By Abigail Ronck
Depending on which judge hears your case in Kings County Housing Court you might not be able to go home. There are no juries here. There are just hundreds of people coming in through the doors each day to see the man or woman who sits on high. The judge will either send them back to the apartment where a cat or dog waits, or to a landlord who will evict them.
In 2009, there were a total of 78,179 petitions filed in Kings County Housing Court alone, of which 69,206 were for nonpayment of rent. A 1986 study, published by the organization Housing Court Answers, found that the average case involving a tenant representing himself without an attorney was “dealt with” in just five minutes. According to the study, 88 percent of tenants in housing court could not afford lawyers. Meanwhile, 97 percent of landlords could.

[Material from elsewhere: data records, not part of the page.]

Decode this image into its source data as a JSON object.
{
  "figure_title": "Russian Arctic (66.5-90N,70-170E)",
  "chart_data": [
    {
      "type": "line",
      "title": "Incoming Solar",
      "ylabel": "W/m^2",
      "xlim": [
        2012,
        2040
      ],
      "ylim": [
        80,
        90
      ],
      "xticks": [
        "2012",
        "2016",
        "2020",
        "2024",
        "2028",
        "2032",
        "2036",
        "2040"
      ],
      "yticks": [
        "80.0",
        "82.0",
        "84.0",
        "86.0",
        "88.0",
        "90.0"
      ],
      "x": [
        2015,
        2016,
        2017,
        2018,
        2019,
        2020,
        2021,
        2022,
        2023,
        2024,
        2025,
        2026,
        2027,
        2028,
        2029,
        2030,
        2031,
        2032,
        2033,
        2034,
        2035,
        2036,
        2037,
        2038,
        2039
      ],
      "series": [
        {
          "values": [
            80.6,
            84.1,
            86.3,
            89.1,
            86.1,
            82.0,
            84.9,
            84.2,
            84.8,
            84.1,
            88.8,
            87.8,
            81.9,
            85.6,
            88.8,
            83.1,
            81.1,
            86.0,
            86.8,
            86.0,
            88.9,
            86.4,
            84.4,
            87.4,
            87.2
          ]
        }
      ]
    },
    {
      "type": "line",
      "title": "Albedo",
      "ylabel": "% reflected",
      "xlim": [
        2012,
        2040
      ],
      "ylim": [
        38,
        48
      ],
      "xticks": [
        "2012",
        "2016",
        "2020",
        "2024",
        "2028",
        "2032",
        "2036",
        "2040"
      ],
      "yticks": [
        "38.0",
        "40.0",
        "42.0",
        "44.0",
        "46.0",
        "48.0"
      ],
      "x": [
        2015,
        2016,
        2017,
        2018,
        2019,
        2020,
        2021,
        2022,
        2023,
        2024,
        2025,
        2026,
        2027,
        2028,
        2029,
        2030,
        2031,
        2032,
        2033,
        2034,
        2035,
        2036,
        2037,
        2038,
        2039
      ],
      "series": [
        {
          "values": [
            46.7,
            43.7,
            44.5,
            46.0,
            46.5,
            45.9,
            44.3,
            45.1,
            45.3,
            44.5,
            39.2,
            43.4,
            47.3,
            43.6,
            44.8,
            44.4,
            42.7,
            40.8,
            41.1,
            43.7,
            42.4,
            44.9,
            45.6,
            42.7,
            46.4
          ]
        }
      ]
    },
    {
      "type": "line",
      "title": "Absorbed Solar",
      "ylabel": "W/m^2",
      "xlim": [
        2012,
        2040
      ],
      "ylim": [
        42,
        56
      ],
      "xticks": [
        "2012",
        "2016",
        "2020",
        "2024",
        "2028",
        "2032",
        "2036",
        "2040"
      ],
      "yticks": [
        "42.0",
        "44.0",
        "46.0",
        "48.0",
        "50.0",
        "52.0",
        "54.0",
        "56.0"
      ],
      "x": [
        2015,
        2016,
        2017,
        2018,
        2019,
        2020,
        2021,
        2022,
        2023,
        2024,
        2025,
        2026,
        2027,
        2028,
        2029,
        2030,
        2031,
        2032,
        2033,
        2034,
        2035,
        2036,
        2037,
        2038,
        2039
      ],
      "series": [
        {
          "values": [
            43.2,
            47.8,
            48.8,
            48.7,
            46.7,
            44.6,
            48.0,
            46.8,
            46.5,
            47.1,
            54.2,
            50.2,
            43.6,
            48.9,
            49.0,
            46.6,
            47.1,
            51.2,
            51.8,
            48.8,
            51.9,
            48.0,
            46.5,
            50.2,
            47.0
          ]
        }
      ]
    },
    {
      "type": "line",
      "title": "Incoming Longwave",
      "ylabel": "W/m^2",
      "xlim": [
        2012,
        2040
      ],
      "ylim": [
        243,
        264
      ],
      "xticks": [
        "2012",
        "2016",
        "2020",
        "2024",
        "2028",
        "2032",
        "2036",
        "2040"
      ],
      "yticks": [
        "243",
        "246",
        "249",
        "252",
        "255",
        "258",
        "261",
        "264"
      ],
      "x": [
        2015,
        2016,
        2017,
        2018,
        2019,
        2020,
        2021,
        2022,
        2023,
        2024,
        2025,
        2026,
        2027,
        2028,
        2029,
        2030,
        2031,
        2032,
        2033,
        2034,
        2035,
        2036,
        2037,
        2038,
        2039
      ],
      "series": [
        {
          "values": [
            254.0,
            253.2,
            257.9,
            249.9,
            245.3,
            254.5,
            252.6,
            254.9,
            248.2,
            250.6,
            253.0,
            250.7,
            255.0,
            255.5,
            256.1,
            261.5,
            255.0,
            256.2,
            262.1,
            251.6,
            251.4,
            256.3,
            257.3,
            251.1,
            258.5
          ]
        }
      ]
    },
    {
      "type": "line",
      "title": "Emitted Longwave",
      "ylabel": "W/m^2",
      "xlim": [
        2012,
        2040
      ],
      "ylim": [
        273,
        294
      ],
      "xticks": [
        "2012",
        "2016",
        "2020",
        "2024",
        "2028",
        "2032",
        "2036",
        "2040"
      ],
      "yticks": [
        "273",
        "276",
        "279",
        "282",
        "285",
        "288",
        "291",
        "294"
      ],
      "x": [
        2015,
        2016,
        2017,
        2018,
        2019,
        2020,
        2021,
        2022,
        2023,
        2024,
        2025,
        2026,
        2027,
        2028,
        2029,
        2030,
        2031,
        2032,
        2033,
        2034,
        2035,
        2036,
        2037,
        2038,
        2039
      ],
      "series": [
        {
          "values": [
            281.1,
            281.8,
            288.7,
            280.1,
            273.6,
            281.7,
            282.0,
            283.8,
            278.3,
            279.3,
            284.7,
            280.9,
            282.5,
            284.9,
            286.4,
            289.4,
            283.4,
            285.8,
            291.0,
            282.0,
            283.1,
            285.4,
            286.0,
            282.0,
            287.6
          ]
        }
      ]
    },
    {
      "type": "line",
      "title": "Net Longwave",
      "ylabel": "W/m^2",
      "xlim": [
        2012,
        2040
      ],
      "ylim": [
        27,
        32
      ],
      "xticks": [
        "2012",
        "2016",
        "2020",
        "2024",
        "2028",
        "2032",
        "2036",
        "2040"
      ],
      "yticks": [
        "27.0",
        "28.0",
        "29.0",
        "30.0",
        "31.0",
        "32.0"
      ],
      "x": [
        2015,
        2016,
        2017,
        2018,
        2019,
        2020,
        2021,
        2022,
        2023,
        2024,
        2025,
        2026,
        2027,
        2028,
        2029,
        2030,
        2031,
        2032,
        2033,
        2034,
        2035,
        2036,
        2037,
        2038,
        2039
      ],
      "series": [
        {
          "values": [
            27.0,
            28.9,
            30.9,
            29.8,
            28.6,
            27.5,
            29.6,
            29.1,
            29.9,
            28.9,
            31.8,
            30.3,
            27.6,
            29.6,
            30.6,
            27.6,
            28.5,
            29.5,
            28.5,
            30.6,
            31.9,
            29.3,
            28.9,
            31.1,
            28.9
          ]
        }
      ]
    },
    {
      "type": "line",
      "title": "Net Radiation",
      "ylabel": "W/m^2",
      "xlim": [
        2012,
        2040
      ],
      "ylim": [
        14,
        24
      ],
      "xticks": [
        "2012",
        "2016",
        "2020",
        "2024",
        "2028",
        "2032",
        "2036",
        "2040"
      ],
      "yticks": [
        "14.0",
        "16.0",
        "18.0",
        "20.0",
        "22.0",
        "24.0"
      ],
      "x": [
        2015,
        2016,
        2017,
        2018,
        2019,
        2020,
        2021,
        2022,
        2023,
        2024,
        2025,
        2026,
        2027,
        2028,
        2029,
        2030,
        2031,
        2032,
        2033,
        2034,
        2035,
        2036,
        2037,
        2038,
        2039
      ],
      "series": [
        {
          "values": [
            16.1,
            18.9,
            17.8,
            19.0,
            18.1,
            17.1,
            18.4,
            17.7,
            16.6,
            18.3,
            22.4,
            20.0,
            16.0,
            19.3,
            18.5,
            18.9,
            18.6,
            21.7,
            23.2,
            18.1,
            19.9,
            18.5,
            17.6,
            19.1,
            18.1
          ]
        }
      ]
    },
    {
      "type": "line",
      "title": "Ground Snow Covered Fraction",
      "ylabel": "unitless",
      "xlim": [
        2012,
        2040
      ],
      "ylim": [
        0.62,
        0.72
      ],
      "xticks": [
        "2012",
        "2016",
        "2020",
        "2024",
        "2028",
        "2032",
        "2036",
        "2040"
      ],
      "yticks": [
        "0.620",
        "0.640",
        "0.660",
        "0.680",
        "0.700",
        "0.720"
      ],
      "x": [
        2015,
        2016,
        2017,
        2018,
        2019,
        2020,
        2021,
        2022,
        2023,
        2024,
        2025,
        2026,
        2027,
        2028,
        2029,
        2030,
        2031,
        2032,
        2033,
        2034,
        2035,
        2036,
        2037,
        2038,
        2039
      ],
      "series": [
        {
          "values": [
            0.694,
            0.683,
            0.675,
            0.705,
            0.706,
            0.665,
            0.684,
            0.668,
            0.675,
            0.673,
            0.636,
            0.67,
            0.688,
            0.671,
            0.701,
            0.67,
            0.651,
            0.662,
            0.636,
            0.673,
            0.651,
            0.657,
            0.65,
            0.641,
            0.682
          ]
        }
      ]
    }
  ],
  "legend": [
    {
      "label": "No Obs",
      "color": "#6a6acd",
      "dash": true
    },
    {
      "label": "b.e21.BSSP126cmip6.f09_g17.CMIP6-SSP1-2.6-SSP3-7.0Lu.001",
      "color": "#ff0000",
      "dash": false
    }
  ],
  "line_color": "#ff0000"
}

The numbers have changed very little over the past 24 years. A 2005 New York County Lawyers’ Association report states, “The overwhelming majority of tenants who appear or default in proceedings before the Housing Court cannot afford to pay for counsel to represent them.” As a result, they’re being evicted. In 2009, Kings County saw 7,641 residential evictions, according to information compiled by the NYC Department of Investigation, Bureau of City Marshals.
Fifteen judges sit on housing court, which is located in Brooklyn’s Civil Court building on the corner of Livingston and Smith streets. “We do more cases than anywhere else on the planet,” says a court officer who says he is not allowed to give his name. He carries a gun. He says that he and other court officers make a couple of arrests a week. “We are here as a presence,” he says. “We answer questions and keep the peace.”
Judge Marc Finkelstein presides in room 407. He wears a purple shirt and tie. A blazer covers his broad shoulders. His beard is gray and full. Finkelstein peers over square spectacles that are arched downward on his nose. His voice is brusque and his wit is evident. “Most people in this world, especially this audience, would want a rent stabilized apartment that costs $328,” he says to a woman complaining of her rent.
The crowd nods and responds, “Mmm hmmmm.”
He is not sympathetic to her claim. Case dismissed. She can pay and stay, or move out.
Next Finkelstein calls up five people at once. None of them have lawyers. He sits them in a row and clears each of their cases within ten minutes. He next sees a woman whose court documents state that she lives at Park Palace.
“You live in a palace?” Finkelstein says. “Why are you here?” he asks.
The woman laughs at his joke. She then explains that there has been a mistake. She lives at Park Place. “Well we need to get this paperwork fixed so you can get out of here,” says the judge. The woman is relieved.
One floor up, the situation is not so humorous. Judge Laurie Lau presides over the case of Cantone v. Coiro. This has been dragging on for two and a half months. There have been many recesses and interruptions—one attorney was on vacation and schedules did not coordinate. But for Anthony Coiro and his family this is dire. Coiro has been living in a rent-controlled apartment in Brooklyn Heights since 1957. He moved in as a child when his parents rented the place. Now after more than 50 years his landlord wants him out. In the course of the trial, neighbors have testified about an abundance of garbage outside his unit, loud pets, screaming children, fights with his wife in the hallway and multiple calls to the police. If a home defines a lifestyle, then Coiro, in the view of his complaining neighbors, is not welcome in theirs.
Today he is on the stand. He argues that his landlord is overly sensitive. He says that he has always paid the rent on time. His family has occupied the apartment for most of his life. He cannot imagine leaving his home.
The lawyers argue back and forth about Coiro’s rights and about his tenancy. Judge Lau is annoyed. “Perhaps both counsels need to take a chill pill,” she says. Her voice lacks affect and is barely audible. “They are being far sharper than I am. You two are getting a little down and dirty.” She calls for a recess.
Meanwhile, three doors down the hall in room 502, some 50 people are waiting to appear before Judge Cheryl J. Gonzalez. There is a sign that reads NO TALKING in all capital letters and an octagonal post that indicates a stopping point when approaching the bench without permission.
Gonzalez is quiet and stern—stately almost. She wears stud earrings and a tan tweed blazer. She has drooping cheeks and a thoughtful face that breaks into a smile only once or twice. It’s so sudden that you’ll miss it before it’s gone. In her courtroom, most tenants represent themselves. She offers her ruling and opinions in a voice so quiet they can barely be heard, even in a silent room.
Outside her courtroom door nearly 75 people are talking. Some are shouting. One woman sits holding her lowered head with one hand as a little girl asks if she can talk again. They have just come out of Gonzalez’s courtroom. The woman doesn’t answer.
A man wearing two coats towers over a court official surveying his case. He owes his landlord over $7,000. He doesn’t have it. This is his second appearance in court.
He needs more time. Whether or not Gonzalez will grant it remains to be seen. He opens the door and heads in to see.